Salaire en euros

Accord sur la libre circulation des personnes (ALCP) Depuis l’année 2002, la Suisse est liée par l’Accord sur la libre circulation des personnes avec la communauté européenne. Cet accord vise à faciliter la circulation des personnes et notamment des employés.

L’absence de contrôle des contrats et conditions de travail ont entraîné un risque de dumping salarial accru. C’est pour cette raison que l’ALCP prévoit une interdiction de discrimination des travailleurs. L’employeur ne peut pas payer moins ses collaborateurs frontaliers en raison de leur nationalité.

Crise du franc fort Durant la crise du franc fort, certains employeurs ont été forcés de prendre des mesures afin d’assurer la prospérité économique de leur entreprise. Parmi celles-ci, le versement du salaire en euros aux collaborateurs frontaliers est apparu comme une bonne solution pour les entreprises.
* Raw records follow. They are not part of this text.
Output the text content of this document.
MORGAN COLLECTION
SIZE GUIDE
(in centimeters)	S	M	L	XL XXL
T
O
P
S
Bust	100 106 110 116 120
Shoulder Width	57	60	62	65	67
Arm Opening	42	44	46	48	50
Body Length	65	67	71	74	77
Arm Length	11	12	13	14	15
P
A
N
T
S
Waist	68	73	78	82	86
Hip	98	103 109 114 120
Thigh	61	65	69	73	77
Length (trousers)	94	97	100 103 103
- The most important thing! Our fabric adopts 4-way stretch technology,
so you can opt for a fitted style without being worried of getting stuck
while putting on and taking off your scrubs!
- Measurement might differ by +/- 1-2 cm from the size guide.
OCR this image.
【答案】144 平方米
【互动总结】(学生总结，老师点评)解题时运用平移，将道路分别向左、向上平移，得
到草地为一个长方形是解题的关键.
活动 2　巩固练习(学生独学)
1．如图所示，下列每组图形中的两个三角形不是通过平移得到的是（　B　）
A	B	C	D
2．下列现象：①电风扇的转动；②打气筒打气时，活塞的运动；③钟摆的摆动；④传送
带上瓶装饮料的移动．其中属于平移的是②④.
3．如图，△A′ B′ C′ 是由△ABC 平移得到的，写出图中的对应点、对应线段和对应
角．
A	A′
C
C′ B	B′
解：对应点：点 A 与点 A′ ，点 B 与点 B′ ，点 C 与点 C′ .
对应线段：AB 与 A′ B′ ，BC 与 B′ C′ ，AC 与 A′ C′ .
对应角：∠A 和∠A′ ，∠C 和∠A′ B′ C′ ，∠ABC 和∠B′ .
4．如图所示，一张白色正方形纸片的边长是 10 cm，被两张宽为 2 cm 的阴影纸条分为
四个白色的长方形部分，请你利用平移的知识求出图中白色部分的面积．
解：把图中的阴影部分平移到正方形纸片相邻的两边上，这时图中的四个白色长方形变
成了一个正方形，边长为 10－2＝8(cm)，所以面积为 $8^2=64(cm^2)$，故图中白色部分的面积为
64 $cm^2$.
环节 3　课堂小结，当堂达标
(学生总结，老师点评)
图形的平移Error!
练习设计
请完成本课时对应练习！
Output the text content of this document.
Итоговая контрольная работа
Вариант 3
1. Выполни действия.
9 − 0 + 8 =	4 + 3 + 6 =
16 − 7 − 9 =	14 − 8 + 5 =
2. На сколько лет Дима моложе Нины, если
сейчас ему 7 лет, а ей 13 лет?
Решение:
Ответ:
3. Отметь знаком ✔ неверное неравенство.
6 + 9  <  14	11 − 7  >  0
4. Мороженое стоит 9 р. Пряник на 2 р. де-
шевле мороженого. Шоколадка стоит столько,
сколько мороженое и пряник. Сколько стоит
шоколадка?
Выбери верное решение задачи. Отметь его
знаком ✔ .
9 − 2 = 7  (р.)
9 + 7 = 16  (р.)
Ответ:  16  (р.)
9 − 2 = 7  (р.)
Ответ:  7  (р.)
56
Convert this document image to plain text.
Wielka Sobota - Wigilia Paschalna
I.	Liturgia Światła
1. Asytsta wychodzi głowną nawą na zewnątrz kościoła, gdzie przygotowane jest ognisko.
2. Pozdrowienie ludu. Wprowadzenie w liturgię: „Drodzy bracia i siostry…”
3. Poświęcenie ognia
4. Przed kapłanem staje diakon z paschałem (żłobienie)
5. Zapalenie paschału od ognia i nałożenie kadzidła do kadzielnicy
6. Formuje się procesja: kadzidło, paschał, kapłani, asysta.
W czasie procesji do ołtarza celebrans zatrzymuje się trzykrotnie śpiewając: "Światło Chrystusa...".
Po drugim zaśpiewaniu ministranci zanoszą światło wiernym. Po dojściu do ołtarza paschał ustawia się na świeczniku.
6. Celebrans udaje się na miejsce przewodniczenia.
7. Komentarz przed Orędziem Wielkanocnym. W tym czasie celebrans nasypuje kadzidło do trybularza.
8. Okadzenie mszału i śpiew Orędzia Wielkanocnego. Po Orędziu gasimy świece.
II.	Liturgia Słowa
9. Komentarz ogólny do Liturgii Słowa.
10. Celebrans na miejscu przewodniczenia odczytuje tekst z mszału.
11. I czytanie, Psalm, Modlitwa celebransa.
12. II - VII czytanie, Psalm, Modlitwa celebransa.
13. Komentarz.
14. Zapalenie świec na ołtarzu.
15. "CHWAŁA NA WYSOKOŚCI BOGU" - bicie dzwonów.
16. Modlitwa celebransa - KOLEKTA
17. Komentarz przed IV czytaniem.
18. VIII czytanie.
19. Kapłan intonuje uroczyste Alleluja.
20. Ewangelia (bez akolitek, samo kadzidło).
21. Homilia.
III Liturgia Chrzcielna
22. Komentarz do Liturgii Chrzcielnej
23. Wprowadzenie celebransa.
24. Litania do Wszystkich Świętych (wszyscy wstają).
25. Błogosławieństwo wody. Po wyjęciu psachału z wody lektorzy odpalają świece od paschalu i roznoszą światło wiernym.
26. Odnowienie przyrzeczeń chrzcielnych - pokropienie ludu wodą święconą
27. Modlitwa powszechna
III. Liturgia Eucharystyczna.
Versement du salaire en euros En principe, le versement du salaire se fait dans la monnaie courante du lieu de travail. Les parties sont toutefois libres, en règle générale, de prévoir que le salaire sera versé en euros, même si l’employé travaille en Suisse.

Toutefois, le versement du salaire en euros aux collaborateurs frontaliers à un taux défavorable est susceptible d’entraîner une baisse de salaire parfois importante. Cette situation soulève de nombreuses questions.

L’ALCP prévoit qu’il est interdit de discriminer un employé en raison de sa nationalité. L’employeur peut-il faire valoir qu’il ne fonde pas la baisse de salaire sur la nationalité du travailleur mais sur son lieu de résidence ?

Une différence de salaire peut être justifiée par des motifs objectifs. Dans un tel cas, il ne s’agit pas d’une discrimination salariale prohibée par l’ALCP. L’employeur peut-il argumenter que les frontaliers ont moins de charges ou que le coût de la vie dans les pays voisins est moindre ?

Dans tous les cas, l’employeur qui souhaite verser le salaire d’un employé en euros doit obtenir son accord ou passer par le biais d’un congé-modification. En outre, les variations du taux de change font partie du risque d’entreprise que l’employeur doit assumer seul. Il en résulte que verser le salaire d’un employé en euros sur la base du taux de change applicable est très risqué, que l’employé soit frontalier ou qu’il habite en Suisse.

Abus de droit Une entreprise en grande difficulté économique due à la crise du franc fort a décidé de payer les salaires des frontaliers en euros, sur la base d’un taux de change défavorable afin de sauvegarder leurs emplois. Ceux-ci ont accepté.

Les collaborateurs ont contesté le versement du salaire en euros des années plus tard, à la fin des rapports de travail. Dans des circonstances très spécifiques, le Tribunal fédéral a considéré qu’il s’agissait d’un abus de droit et a rejeté les prétentions des employés.